Et Ned Land rentra dans sa cabine, «pour ne pas faire un malheur», dit-il en me quittant.

Cependant, les préparatifs de cette audacieuse tentative venaient de commencer. Les puissantes pompes du Nautilus refoulaient l’air dans les réservoirs et l’emmagasinaient à une haute pression. Vers quatre heures, le capitaine Nemo m’annonça que les panneaux de la plate-forme allaient être fermés. Je jetai un dernier regard sur l’épaisse banquise que nous allions franchir. Le temps était clair, l’atmosphère assez pure, le froid très vif, douze degrés au-dessous de zéro; mais le vent s’étant calmé, cette température ne semblait pas trop insupportable.

Une dizaine d’hommes montèrent sur les flancs du Nautilus et, armés de pics, ils cassèrent la glace autour de la carène qui fut bientôt dégagée. Opération rapidement pratiquée, car la jeune glace était mince encore. Tous nous rentrâmes à l’intérieur. Les réservoirs habituels se remplirent de cette eau tenue libre à la flottaison. Le Nautilus ne tarda pas à descendre.

J’avais pris place au salon avec Conseil. Par la vitre ouverte, nous regardions les couches inférieures de l’Océan austral. Le thermomètre remontait. L’aiguille du manomètre déviait sur le cadran.

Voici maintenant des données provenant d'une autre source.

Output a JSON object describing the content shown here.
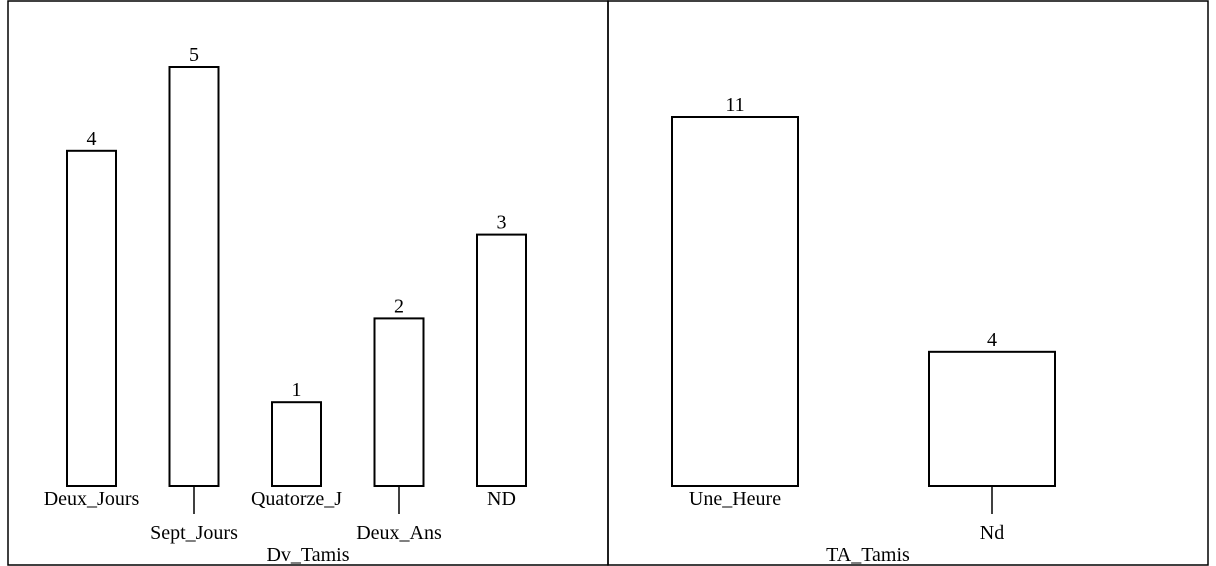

A trois cents mètres environ, ainsi que l’avait prévu le capitaine Nemo, nous flottions sous la surface ondulée de la banquise. Mais le Nautiluss’immergea plus bas encore. Il atteignit une profondeur de huit cents mètres. La température de l’eau, qui donnait douze degrés à la surface, n’en accusait plus que onze. Deux degrés étaient déjà gagnes. Il va sans dire que la température du Nautilus, élevée par ses appareils de chauffage, se maintenait à un degré très supérieur. Toutes les manœuvres s’accomplissaient avec une extraordinaire précision.

«On passera, n’en déplaise à monsieur, me dit Conseil.